ProjeQtOr is an Open Source project management software. The acronym stands for Quality based Project Organizer, as the software offers quality management features like indicators, alerts and workflow.  Until 2013 it was called Project'Or RIA (Project Organizer Rich Internet Application). It is used as a free alternative to proprietary software in French administration, managing 450 projects for 75 projects managers.

Features offered are, as synthesized by "Find The Best" and "I love free software":
 Management of tasks and milestones
 Work and Teams Management
 Incident Management with bug tracking
 Multi-Projects Management
 Deployment of resources on a project only when necessary
 Storing all project documents in one space
 Risks Management
 Managing budgets and expenses
 Collaborative Web Architecture
 Multi-platforms (Windows, Linux)

Technically ProjeQtOr relies on PHP with a MySQL or PostgreSQL database and the Apache web server.

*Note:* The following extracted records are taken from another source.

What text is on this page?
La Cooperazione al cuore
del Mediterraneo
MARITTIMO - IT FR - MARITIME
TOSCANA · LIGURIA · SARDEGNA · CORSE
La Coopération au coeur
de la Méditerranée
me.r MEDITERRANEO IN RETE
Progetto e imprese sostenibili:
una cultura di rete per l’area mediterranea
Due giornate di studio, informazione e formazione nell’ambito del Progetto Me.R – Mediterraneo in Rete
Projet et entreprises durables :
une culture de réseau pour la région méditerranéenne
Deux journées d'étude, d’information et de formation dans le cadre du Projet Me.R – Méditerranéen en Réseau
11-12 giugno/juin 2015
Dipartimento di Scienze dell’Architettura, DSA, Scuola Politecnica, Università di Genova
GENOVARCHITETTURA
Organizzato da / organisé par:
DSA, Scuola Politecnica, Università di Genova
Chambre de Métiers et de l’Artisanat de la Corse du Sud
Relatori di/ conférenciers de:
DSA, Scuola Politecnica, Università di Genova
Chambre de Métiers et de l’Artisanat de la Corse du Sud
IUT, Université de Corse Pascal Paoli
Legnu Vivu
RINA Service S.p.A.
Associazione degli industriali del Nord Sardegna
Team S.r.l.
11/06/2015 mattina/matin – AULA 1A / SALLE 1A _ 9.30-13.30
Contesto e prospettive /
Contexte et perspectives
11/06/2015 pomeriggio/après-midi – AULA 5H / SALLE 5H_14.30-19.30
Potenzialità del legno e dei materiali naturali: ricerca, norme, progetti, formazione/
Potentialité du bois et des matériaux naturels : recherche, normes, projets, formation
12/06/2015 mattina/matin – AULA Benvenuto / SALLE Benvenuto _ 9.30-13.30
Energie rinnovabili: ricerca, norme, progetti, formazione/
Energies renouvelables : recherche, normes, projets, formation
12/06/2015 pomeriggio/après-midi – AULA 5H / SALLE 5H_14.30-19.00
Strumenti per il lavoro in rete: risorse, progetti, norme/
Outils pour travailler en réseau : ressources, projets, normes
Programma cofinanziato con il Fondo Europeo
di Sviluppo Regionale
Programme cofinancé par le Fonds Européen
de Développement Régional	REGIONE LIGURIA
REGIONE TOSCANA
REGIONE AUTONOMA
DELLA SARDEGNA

In the book "Démarche et outil de gestion de portefeuille de projets informatiques"  (approach and tool for project portfolio management), this tool is proposed as a credible free alternative to the proprietary software "Genius Project" (distributed by IBM).

Project sources are available on SourceForge.
Distribution license is GPL V3.
On editor's website, change history shows of a major release about every 2 months since July 2010.

ProjeQtOr is listed as well in AlternativeTo among other valid alternatives.